Wil Bryan's Brew
Downtown has many homes, but few of them have the feel that Wil Bryan fosters in his living rooms.
Coffee is a common pleasure and sometimes vice, but at beansTalk in downtown Boone, you can forget the negatives and enjoy the pace it creates. Bryan has worked in the large coffee houses that span the world and learned from his experiences.
"Even the big dogs were puppies once, and every business is a local small-time shop in the beginning," Bryan said.
Good coffee is provided at the house, converted into a coffee shop, at 352 W. King St., and if you ask, Bryan may show you some magic. He studied his tricks with Jeff McBride, Eugene Burger, Doc Hillford, Michael Ammar, Steven Minch and Aaron Fisher, but his mentor was Tom Frank, who befriended and guided him to understanding.
"I spent many years hanging with professional gamblers, clowns, jugglers, artists, dancers, magicians, and performers of many other sorts," Bryan said. "It was a lot of 3 a.m. sessions filled with cards, coins and cigars in the back room of a magic shop in the old district of Seattle's downtown. I learned more in that tiny smoke filled backroom than any three class rooms I have ever set foot in."
One might get the feeling of a backroom when they spend time at beansTalk. Nooks and corners and doors that lead to roofs are all there. The closeness isn't lost on those who get their brew there either. Good experiences are had at coffee houses.
"Coffee is good, spending time in coffee houses is better," Bryan said. "I've seen fathers teach their kids to play chess, I've seen first dates that turned into years of more dates. We've had a girl proposed to, seen couples get married ... As a result of people talking in the shop, we have put in King Street's first community garden and its first bike rack. We've even helped two other businesses form and take root in the community (Parr Foods and The Sweetie Pie Bakery.) The most important things are the tiny connections made with people discovering each other and sitting down together in person."
Bryan appreciates his neighbor and the lives they live.
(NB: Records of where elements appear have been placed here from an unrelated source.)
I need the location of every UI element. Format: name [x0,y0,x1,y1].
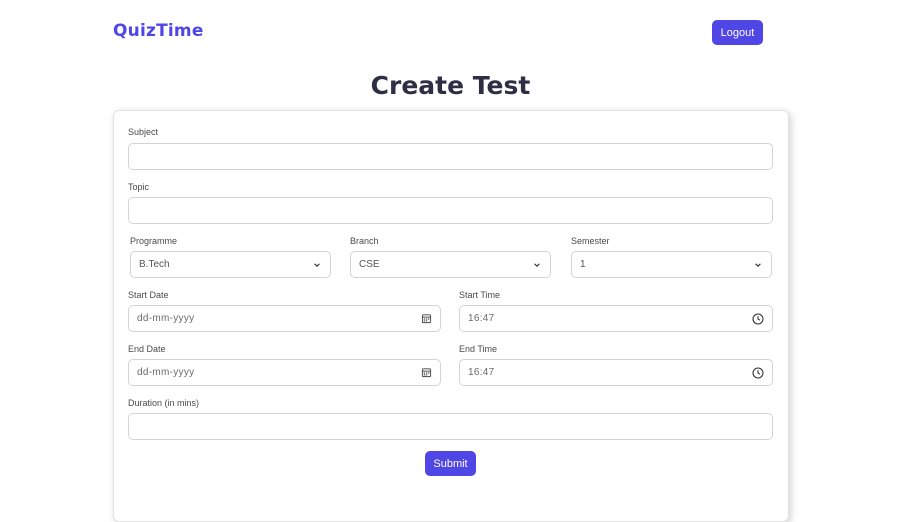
duration-input[interactable] [128,413,773,440]
semester-select[interactable]: 1 [571,251,772,278]
start-date-input[interactable]: dd-mm-yyyy [128,305,441,332]
branch-selected-value: CSE [359,259,380,270]
programme-label: Programme [130,236,178,246]
branch-select[interactable]: CSE [350,251,551,278]
end-time-label: End Time [459,344,498,354]
clock-icon[interactable] [752,312,764,325]
clock-icon[interactable] [752,366,764,379]
topic-label: Topic [128,182,150,192]
programme-select[interactable]: B.Tech [130,251,331,278]
start-time-input[interactable]: 16:47 [459,305,773,332]
chevron-down-icon [753,260,763,270]
chevron-down-icon [312,260,322,270]
brand-logo[interactable]: QuizTime [113,21,204,41]
programme-selected-value: B.Tech [139,259,170,270]
end-date-input[interactable]: dd-mm-yyyy [128,359,441,386]
subject-input[interactable] [128,143,773,170]
submit-button[interactable]: Submit [425,451,476,476]
end-date-placeholder: dd-mm-yyyy [137,367,195,378]
start-date-label: Start Date [128,290,169,300]
chevron-down-icon [532,260,542,270]
calendar-icon[interactable] [420,313,432,325]
start-date-placeholder: dd-mm-yyyy [137,313,195,324]
branch-label: Branch [350,236,379,246]
subject-label: Subject [128,127,159,137]
end-time-value: 16:47 [468,367,495,378]
calendar-icon[interactable] [420,367,432,379]
start-time-label: Start Time [459,290,501,300]
topic-input[interactable] [128,197,773,224]
semester-selected-value: 1 [580,259,586,270]
semester-label: Semester [571,236,610,246]
start-time-value: 16:47 [468,313,495,324]
duration-label: Duration (in mins) [128,398,200,408]
page-title: Create Test [370,71,531,100]
create-test-form: Subject Topic Programme B.Tech Branch CS… [113,110,789,522]
top-navbar: QuizTime Logout [0,0,901,64]
end-date-label: End Date [128,344,166,354]
end-time-input[interactable]: 16:47 [459,359,773,386]
logout-button[interactable]: Logout [712,20,763,45]
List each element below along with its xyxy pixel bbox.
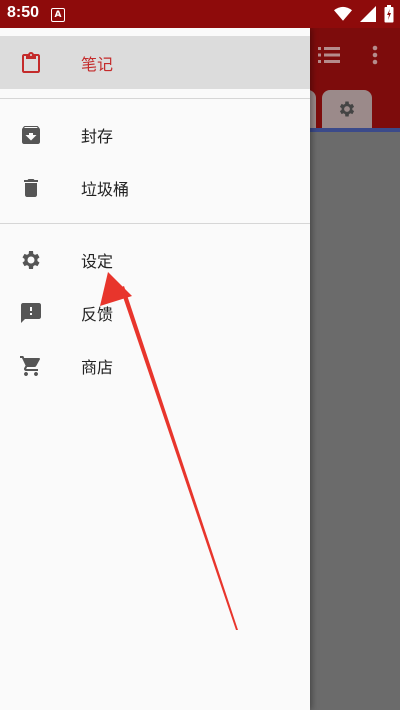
status-time: 8:50 [7,4,40,21]
drawer-item-label: 封存 [81,126,114,146]
drawer-item-label: 设定 [81,251,114,271]
drawer-item-store[interactable]: 商店 [0,339,310,392]
drawer-item-label: 垃圾桶 [81,179,130,199]
drawer-item-archive[interactable]: 封存 [0,108,310,161]
gear-icon [339,101,355,117]
clipboard-icon [22,51,40,73]
feedback-icon [21,302,41,323]
notification-icon: A [51,8,65,22]
drawer-divider [0,223,310,224]
tab-settings[interactable] [322,90,372,128]
trash-icon [24,178,38,197]
drawer-item-settings[interactable]: 设定 [0,233,310,286]
drawer-item-label: 商店 [81,357,114,377]
system-icons [334,5,394,23]
wifi-icon [334,6,352,21]
navigation-drawer: 笔记 封存 垃圾桶 设定 反馈 商店 [0,28,310,710]
status-bar: 8:50 A [0,0,400,28]
gear-icon [22,250,40,269]
drawer-divider [0,98,310,99]
list-view-icon[interactable] [318,46,340,64]
signal-icon [360,6,376,22]
cart-icon [20,355,40,376]
more-vert-icon[interactable] [372,45,378,65]
drawer-item-notes[interactable]: 笔记 [0,36,310,89]
battery-icon [384,5,394,23]
drawer-item-trash[interactable]: 垃圾桶 [0,161,310,214]
drawer-item-label: 笔记 [81,54,114,74]
archive-icon [22,125,40,144]
drawer-item-label: 反馈 [81,304,114,324]
drawer-item-feedback[interactable]: 反馈 [0,286,310,339]
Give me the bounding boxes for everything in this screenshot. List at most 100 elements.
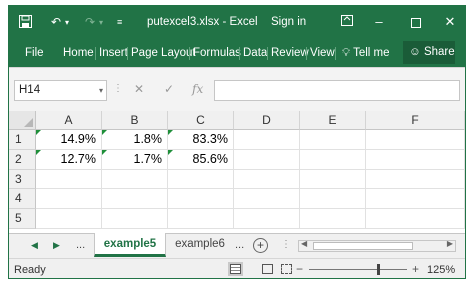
tab-divider [267,47,268,60]
save-icon[interactable] [19,15,32,31]
maximize-icon[interactable] [406,12,426,32]
minimize-icon[interactable]: – [369,12,389,32]
select-all-button[interactable] [9,111,36,130]
cell-a2[interactable]: 12.7% [36,150,102,170]
more-sheets-right-button[interactable]: ... [235,239,244,251]
normal-view-icon[interactable] [228,262,243,276]
scroll-left-arrow-icon[interactable]: ◀ [301,239,307,248]
share-button[interactable]: ☺ Share [403,41,455,64]
tab-review[interactable]: Review [271,47,309,59]
scroll-tabs-right-icon[interactable]: ▶ [53,240,60,251]
cell-b4[interactable] [102,189,168,209]
scroll-right-arrow-icon[interactable]: ▶ [447,239,453,248]
cell-d5[interactable] [234,209,300,229]
zoom-in-icon[interactable]: + [412,262,419,276]
tab-home[interactable]: Home [63,47,94,59]
tab-file[interactable]: File [25,47,44,59]
window-title: putexcel3.xlsx - Excel [147,16,258,28]
cell-e2[interactable] [300,150,366,170]
redo-icon[interactable]: ↷ [85,15,95,29]
row-header-2[interactable]: 2 [9,150,36,170]
scroll-tabs-left-icon[interactable]: ◀ [31,240,38,251]
more-sheets-left-button[interactable]: ... [76,239,85,251]
tab-divider [95,47,96,60]
cell-c2[interactable]: 85.6% [168,150,234,170]
zoom-slider[interactable] [309,269,407,270]
customize-qat-icon[interactable]: ≡ [117,17,122,27]
cell-c4[interactable] [168,189,234,209]
select-all-triangle-icon [24,118,33,127]
cell-f1[interactable] [366,130,465,150]
tab-data[interactable]: Data [243,47,267,59]
cell-f3[interactable] [366,170,465,189]
cell-d1[interactable] [234,130,300,150]
cell-a3[interactable] [36,170,102,189]
zoom-level[interactable]: 125% [427,264,455,276]
horizontal-scrollbar[interactable]: ◀ ▶ [298,239,456,252]
page-break-preview-icon[interactable] [281,264,292,274]
row-header-3[interactable]: 3 [9,170,36,189]
cell-c5[interactable] [168,209,234,229]
cell-e3[interactable] [300,170,366,189]
zoom-slider-thumb[interactable] [377,264,380,275]
column-header-b[interactable]: B [102,111,168,130]
cell-d3[interactable] [234,170,300,189]
column-header-a[interactable]: A [36,111,102,130]
cell-f5[interactable] [366,209,465,229]
column-header-f[interactable]: F [366,111,465,130]
name-box-dropdown-icon[interactable]: ▾ [99,81,103,100]
cell-e4[interactable] [300,189,366,209]
cell-a4[interactable] [36,189,102,209]
row-header-1[interactable]: 1 [9,130,36,150]
column-header-e[interactable]: E [300,111,366,130]
row-header-4[interactable]: 4 [9,189,36,209]
tell-me-search[interactable]: 💡︎ Tell me [342,47,390,60]
close-icon[interactable]: ✕ [440,12,460,32]
sign-in-link[interactable]: Sign in [271,16,306,28]
sheet-tab-example5[interactable]: example5 [94,233,166,257]
cell-c3[interactable] [168,170,234,189]
ribbon-display-options-icon[interactable] [337,12,357,32]
cell-b3[interactable] [102,170,168,189]
column-header-c[interactable]: C [168,111,234,130]
cell-d4[interactable] [234,189,300,209]
formula-bar-grip-icon[interactable]: ⋮ [113,83,123,94]
error-indicator-icon [36,150,41,155]
sheet-tab-example6[interactable]: example6 [167,233,233,257]
cancel-icon[interactable]: ✕ [134,82,144,96]
cell-d2[interactable] [234,150,300,170]
cell-e5[interactable] [300,209,366,229]
zoom-out-icon[interactable]: − [296,262,303,276]
cell-a1[interactable]: 14.9% [36,130,102,150]
insert-function-icon[interactable]: fx [192,82,203,96]
person-icon: ☺ [409,46,421,58]
formula-input[interactable] [214,80,460,101]
cell-e1[interactable] [300,130,366,150]
cell-a5[interactable] [36,209,102,229]
page-layout-view-icon[interactable] [262,264,273,274]
enter-icon[interactable]: ✓ [164,82,174,96]
undo-dropdown-icon[interactable]: ▾ [65,18,69,27]
tab-view[interactable]: View [310,47,335,59]
spreadsheet-grid: A B C D E F 1 14.9% 1.8% 83.3% 2 12.7% 1… [9,111,465,233]
cell-f4[interactable] [366,189,465,209]
redo-dropdown-icon[interactable]: ▾ [99,18,103,27]
tab-divider [189,47,190,60]
undo-icon[interactable]: ↶ [51,15,61,29]
cell-f2[interactable] [366,150,465,170]
cell-b2[interactable]: 1.7% [102,150,168,170]
tab-formulas[interactable]: Formulas [193,47,241,59]
tab-insert[interactable]: Insert [99,47,128,59]
scrollbar-thumb[interactable] [313,242,413,250]
name-box[interactable]: H14 ▾ [14,80,107,101]
tab-page-layout[interactable]: Page Layout [131,47,196,59]
tab-divider [239,47,240,60]
tab-splitter-icon[interactable]: ⋮ [281,239,291,250]
cell-b5[interactable] [102,209,168,229]
column-header-d[interactable]: D [234,111,300,130]
cell-c1[interactable]: 83.3% [168,130,234,150]
cell-b1[interactable]: 1.8% [102,130,168,150]
row-header-5[interactable]: 5 [9,209,36,229]
tab-divider [306,47,307,60]
add-sheet-icon[interactable]: + [253,238,268,253]
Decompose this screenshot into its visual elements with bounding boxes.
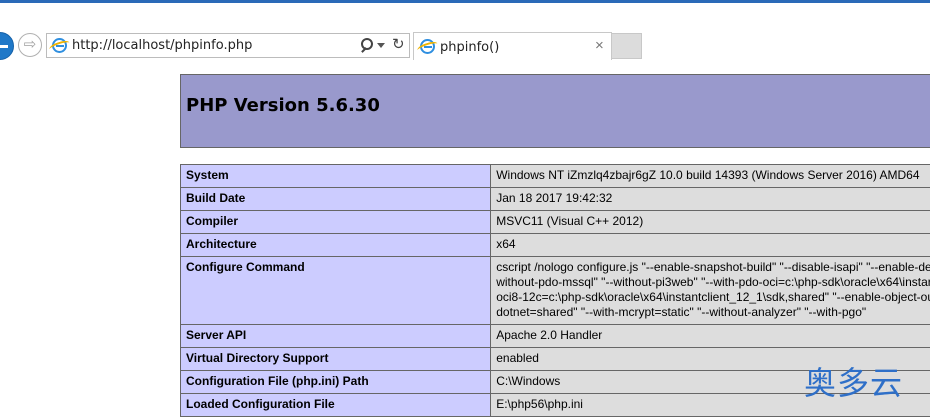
table-row: Architecturex64 bbox=[181, 234, 930, 257]
tab-phpinfo[interactable]: phpinfo() × bbox=[413, 32, 612, 60]
back-button[interactable] bbox=[0, 32, 14, 60]
forward-icon: ⇨ bbox=[24, 36, 37, 53]
dropdown-icon[interactable] bbox=[377, 43, 385, 48]
row-label: Compiler bbox=[181, 211, 491, 234]
tab-ie-icon bbox=[420, 39, 435, 54]
close-icon[interactable]: × bbox=[595, 37, 604, 55]
configure-command-line: cscript /nologo configure.js "--enable-s… bbox=[496, 260, 930, 275]
table-row: Configure Command cscript /nologo configu… bbox=[181, 257, 930, 325]
configure-command-line: dotnet=shared" "--with-mcrypt=static" "-… bbox=[496, 305, 930, 320]
row-label: Server API bbox=[181, 325, 491, 348]
row-label: Build Date bbox=[181, 188, 491, 211]
row-value: MSVC11 (Visual C++ 2012) bbox=[491, 211, 930, 234]
table-row: Build DateJan 18 2017 19:42:32 bbox=[181, 188, 930, 211]
row-label: Virtual Directory Support bbox=[181, 348, 491, 371]
row-value: Windows NT iZmzlq4zbajr6gZ 10.0 build 14… bbox=[491, 165, 930, 188]
table-row: Server APIApache 2.0 Handler bbox=[181, 325, 930, 348]
ie-icon bbox=[52, 38, 67, 53]
row-value: Jan 18 2017 19:42:32 bbox=[491, 188, 930, 211]
row-label: Architecture bbox=[181, 234, 491, 257]
row-label: Loaded Configuration File bbox=[181, 394, 491, 417]
row-label: System bbox=[181, 165, 491, 188]
watermark-logo: 奥多云 bbox=[804, 358, 903, 404]
forward-button[interactable]: ⇨ bbox=[18, 33, 42, 57]
page-title: PHP Version 5.6.30 bbox=[186, 95, 380, 116]
configure-command-line: oci8-12c=c:\php-sdk\oracle\x64\instantcl… bbox=[496, 290, 930, 305]
browser-toolbar: ⇨ http://localhost/phpinfo.php ↻ phpinfo… bbox=[0, 3, 930, 63]
address-bar[interactable]: http://localhost/phpinfo.php ↻ bbox=[46, 33, 410, 58]
row-value: x64 bbox=[491, 234, 930, 257]
configure-command-line: without-pdo-mssql" "--without-pi3web" "-… bbox=[496, 275, 930, 290]
php-version-header: PHP Version 5.6.30 bbox=[180, 74, 930, 148]
row-label: Configuration File (php.ini) Path bbox=[181, 371, 491, 394]
tab-title: phpinfo() bbox=[440, 40, 499, 55]
new-tab-button[interactable] bbox=[612, 33, 642, 59]
address-url[interactable]: http://localhost/phpinfo.php bbox=[72, 38, 252, 53]
search-icon[interactable] bbox=[359, 37, 375, 53]
row-value: Apache 2.0 Handler bbox=[491, 325, 930, 348]
refresh-icon[interactable]: ↻ bbox=[392, 36, 405, 54]
row-value: cscript /nologo configure.js "--enable-s… bbox=[491, 257, 930, 325]
table-row: SystemWindows NT iZmzlq4zbajr6gZ 10.0 bu… bbox=[181, 165, 930, 188]
row-label: Configure Command bbox=[181, 257, 491, 325]
table-row: CompilerMSVC11 (Visual C++ 2012) bbox=[181, 211, 930, 234]
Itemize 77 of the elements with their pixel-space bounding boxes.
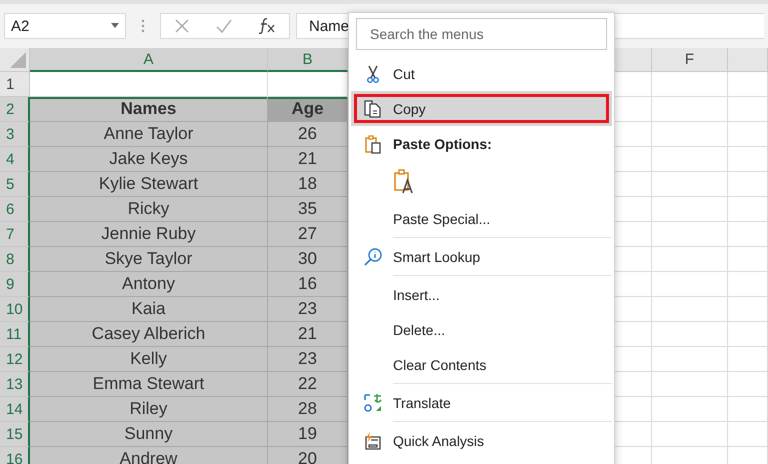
check-icon[interactable] xyxy=(216,18,232,34)
table-cell: Antony xyxy=(30,272,268,297)
row-header[interactable]: 16 xyxy=(0,447,30,464)
select-all-icon xyxy=(10,52,26,68)
menu-item[interactable]: Copy xyxy=(351,91,612,126)
menu-item[interactable]: Insert... xyxy=(351,277,612,312)
row-header[interactable]: 4 xyxy=(0,147,30,172)
row-header[interactable]: 6 xyxy=(0,197,30,222)
table-cell: Sunny xyxy=(30,422,268,447)
column-title-cell: Age xyxy=(268,97,348,122)
row-header[interactable]: 9 xyxy=(0,272,30,297)
dropdown-caret-icon[interactable] xyxy=(111,23,119,29)
table-cell: Ricky xyxy=(30,197,268,222)
column-header[interactable] xyxy=(728,48,768,72)
cancel-icon[interactable] xyxy=(174,18,190,34)
grip-icon xyxy=(140,18,146,34)
clipboard-icon xyxy=(363,134,383,154)
menu-item[interactable]: Cut xyxy=(351,56,612,91)
table-cell: 21 xyxy=(268,147,348,172)
table-cell: 23 xyxy=(268,347,348,372)
column-header[interactable]: A xyxy=(30,48,268,72)
paste-keep-text-icon[interactable] xyxy=(393,168,415,194)
row-header[interactable]: 3 xyxy=(0,122,30,147)
search-field[interactable]: Search the menus xyxy=(356,18,607,50)
row-header[interactable]: 1 xyxy=(0,72,30,97)
name-box[interactable]: A2 xyxy=(4,13,126,39)
table-cell: 22 xyxy=(268,372,348,397)
menu-heading: Paste Options: xyxy=(393,136,492,152)
table-cell: 23 xyxy=(268,297,348,322)
menu-item[interactable]: Smart Lookup xyxy=(351,239,612,274)
insert-function-icon[interactable] xyxy=(258,18,276,34)
cell-reference: A2 xyxy=(11,18,30,34)
translate-icon xyxy=(363,392,383,412)
table-cell: Jennie Ruby xyxy=(30,222,268,247)
table-cell: Emma Stewart xyxy=(30,372,268,397)
table-cell: 19 xyxy=(268,422,348,447)
column-header[interactable]: B xyxy=(268,48,348,72)
search-icon xyxy=(363,246,383,266)
column-title-cell: Names xyxy=(30,97,268,122)
menu-item[interactable]: Paste Special... xyxy=(351,201,612,236)
row-header[interactable]: 7 xyxy=(0,222,30,247)
column-header[interactable]: F xyxy=(652,48,728,72)
table-cell: 26 xyxy=(268,122,348,147)
row-header[interactable]: 11 xyxy=(0,322,30,347)
table-cell: Casey Alberich xyxy=(30,322,268,347)
menu-item[interactable]: Clear Contents xyxy=(351,347,612,382)
row-header[interactable]: 13 xyxy=(0,372,30,397)
copy-icon xyxy=(363,98,383,118)
table-cell: 21 xyxy=(268,322,348,347)
row-header[interactable]: 10 xyxy=(0,297,30,322)
table-cell: Riley xyxy=(30,397,268,422)
row-header[interactable]: 5 xyxy=(0,172,30,197)
table-cell: 20 xyxy=(268,447,348,464)
row-header[interactable]: 15 xyxy=(0,422,30,447)
menu-item[interactable]: Delete... xyxy=(351,312,612,347)
quick-analysis-icon xyxy=(363,430,383,450)
table-cell: Kylie Stewart xyxy=(30,172,268,197)
row-header[interactable]: 14 xyxy=(0,397,30,422)
menu-item[interactable]: Translate xyxy=(351,385,612,420)
table-cell: Kaia xyxy=(30,297,268,322)
select-all-corner[interactable] xyxy=(0,48,30,72)
table-cell: Skye Taylor xyxy=(30,247,268,272)
table-cell: Jake Keys xyxy=(30,147,268,172)
formula-text: Name xyxy=(309,18,350,34)
table-cell: Anne Taylor xyxy=(30,122,268,147)
row-header[interactable]: 2 xyxy=(0,97,30,122)
table-cell: 16 xyxy=(268,272,348,297)
table-cell: 18 xyxy=(268,172,348,197)
menu-item[interactable]: Quick Analysis xyxy=(351,423,612,458)
table-cell: Kelly xyxy=(30,347,268,372)
table-cell: Andrew xyxy=(30,447,268,464)
table-cell: 28 xyxy=(268,397,348,422)
table-cell: 27 xyxy=(268,222,348,247)
row-header[interactable]: 12 xyxy=(0,347,30,372)
table-cell: 35 xyxy=(268,197,348,222)
row-header[interactable]: 8 xyxy=(0,247,30,272)
table-cell: 30 xyxy=(268,247,348,272)
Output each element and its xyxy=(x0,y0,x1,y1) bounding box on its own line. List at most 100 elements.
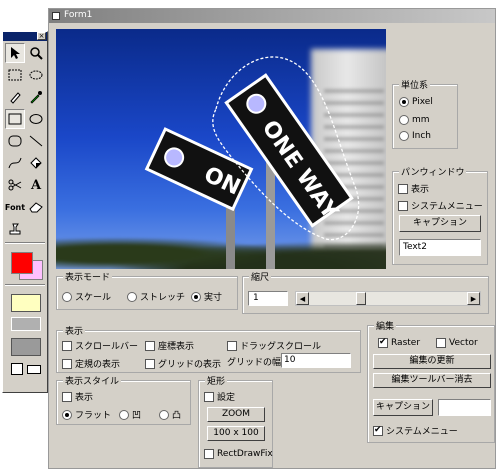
pan-window-group: パンウィンドウ 表示 システムメニュー キャプション Text2 xyxy=(392,165,488,265)
rectangle-icon[interactable] xyxy=(5,109,25,129)
edit-update-button[interactable]: 編集の更新 xyxy=(373,354,491,369)
edit-toolbar-clear-button[interactable]: 編集ツールバー消去 xyxy=(373,373,491,388)
radio-icon xyxy=(62,409,72,420)
zoom-scrollbar[interactable]: ◀ ▶ xyxy=(295,291,481,306)
scissors-icon[interactable] xyxy=(5,175,25,195)
palette-close-button[interactable]: × xyxy=(37,32,46,40)
signs: ON ONE WAY xyxy=(144,56,360,241)
gray-swatch-dark[interactable] xyxy=(11,338,41,356)
app-icon xyxy=(52,12,60,20)
rectdrawfix-checkbox[interactable]: RectDrawFix xyxy=(204,449,273,459)
edit-caption-button[interactable]: キャプション xyxy=(373,399,433,416)
form-window: Form1 ON ONE WAY 単位系 Pixel mm Inch パンウィン… xyxy=(48,8,496,469)
scroll-right-arrow[interactable]: ▶ xyxy=(467,292,480,305)
edit-caption-input[interactable] xyxy=(438,399,491,416)
units-label: 単位系 xyxy=(399,78,431,91)
edit-sysmenu-checkbox[interactable]: システムメニュー xyxy=(373,424,458,437)
zoom-group: 縮尺 1 ◀ ▶ xyxy=(242,270,489,314)
radio-icon xyxy=(399,131,409,141)
lasso-icon[interactable] xyxy=(26,65,46,85)
scroll-left-arrow[interactable]: ◀ xyxy=(296,292,309,305)
text-tool-icon[interactable]: A xyxy=(26,175,46,195)
checkbox-icon xyxy=(398,183,408,194)
rect-select-icon[interactable] xyxy=(5,65,25,85)
ellipse-icon[interactable] xyxy=(26,109,46,129)
display-style-group: 表示スタイル 表示 フラット 凹 凸 xyxy=(56,374,191,425)
scrollbar-checkbox[interactable]: スクロールバー xyxy=(62,339,138,352)
grid-width-label: グリッドの幅 xyxy=(227,358,282,368)
checkbox-icon xyxy=(62,340,72,351)
scroll-thumb[interactable] xyxy=(356,292,366,305)
vector-checkbox[interactable]: Vector xyxy=(436,338,478,348)
style-sunken-radio[interactable]: 凹 xyxy=(119,408,141,421)
palette-divider xyxy=(5,242,45,244)
radio-icon xyxy=(191,291,201,302)
raster-checkbox[interactable]: Raster xyxy=(378,336,420,348)
display-mode-group: 表示モード スケール ストレッチ 実寸 xyxy=(56,270,238,310)
gray-swatch-light[interactable] xyxy=(11,317,41,331)
arrow-icon[interactable] xyxy=(5,43,25,63)
rect-label: 矩形 xyxy=(205,374,228,387)
ruler-checkbox[interactable]: 定規の表示 xyxy=(62,357,120,370)
edit-group: 編集 Raster Vector 編集の更新 編集ツールバー消去 キャプション … xyxy=(367,319,495,443)
style-show-checkbox[interactable]: 表示 xyxy=(62,390,93,403)
checkbox-icon xyxy=(145,358,155,369)
pan-sysmenu-checkbox[interactable]: システムメニュー xyxy=(398,199,483,212)
checkbox-icon xyxy=(204,391,214,402)
display-label: 表示 xyxy=(63,324,86,337)
radio-icon xyxy=(62,291,72,302)
image-view[interactable]: ON ONE WAY xyxy=(56,29,386,269)
rect-zoom-button[interactable]: ZOOM xyxy=(207,407,265,422)
pan-label: パンウィンドウ xyxy=(399,165,467,178)
line-icon[interactable] xyxy=(26,131,46,151)
checkbox-icon xyxy=(62,358,72,369)
rect-group: 矩形 設定 ZOOM 100 x 100 RectDrawFix xyxy=(198,374,273,468)
paint-bucket-icon[interactable] xyxy=(26,153,46,173)
curve-icon[interactable] xyxy=(5,153,25,173)
line-style-outline-icon[interactable] xyxy=(11,363,23,375)
style-raised-radio[interactable]: 凸 xyxy=(159,408,181,421)
radio-icon xyxy=(127,291,137,302)
display-group: 表示 スクロールバー 座標表示 ドラッグスクロール 定規の表示 グリッドの表示 … xyxy=(56,324,361,373)
mode-stretch-radio[interactable]: ストレッチ xyxy=(127,290,185,303)
coords-checkbox[interactable]: 座標表示 xyxy=(145,339,194,352)
rounded-rect-icon[interactable] xyxy=(5,131,25,151)
rect-size-button[interactable]: 100 x 100 xyxy=(207,426,265,441)
window-title: Form1 xyxy=(64,10,93,20)
checkbox-icon xyxy=(204,449,214,459)
radio-icon xyxy=(119,409,129,420)
style-flat-radio[interactable]: フラット xyxy=(62,408,111,421)
unit-inch-radio[interactable]: Inch xyxy=(399,131,431,141)
palette-divider-2 xyxy=(5,284,45,286)
zoom-label: 縮尺 xyxy=(249,270,272,283)
fore-color-swatch[interactable] xyxy=(11,252,33,274)
stamp-icon[interactable] xyxy=(5,219,25,239)
line-style-small-icon[interactable] xyxy=(27,365,41,374)
checkbox-icon xyxy=(62,391,72,402)
radio-icon xyxy=(159,409,169,420)
grid-checkbox[interactable]: グリッドの表示 xyxy=(145,357,221,370)
grid-width-input[interactable]: 10 xyxy=(281,353,351,368)
pan-caption-button[interactable]: キャプション xyxy=(399,215,481,232)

"I worked in a rescue team during my teen years, and being faced with mortality at that age gave me an inherent appreciation for life and its rich brevity," he said. "Just last year, I had open heart surgery, which showed me how powerful a support group I have in those who care for me and helped me shift to a healthier lifestyle and to enjoy each day and each breath."
His attitude is one of class. When asked what adversity he has defied or understands, he replied, "I choose to deal in challenges, not adversities."
Bryan believes in community, and if you want to know something about the people and the area, he is a good place to start.
"Community is everything," he said. "We are social beings, and community is the source of all of the great things we have accomplished. I am involved because I like having the opportunity to make my own contributions to the world around me. It's all about people helping people."
Have some good vibrations at the beansTalk on King Street and enjoy a magic trick or two.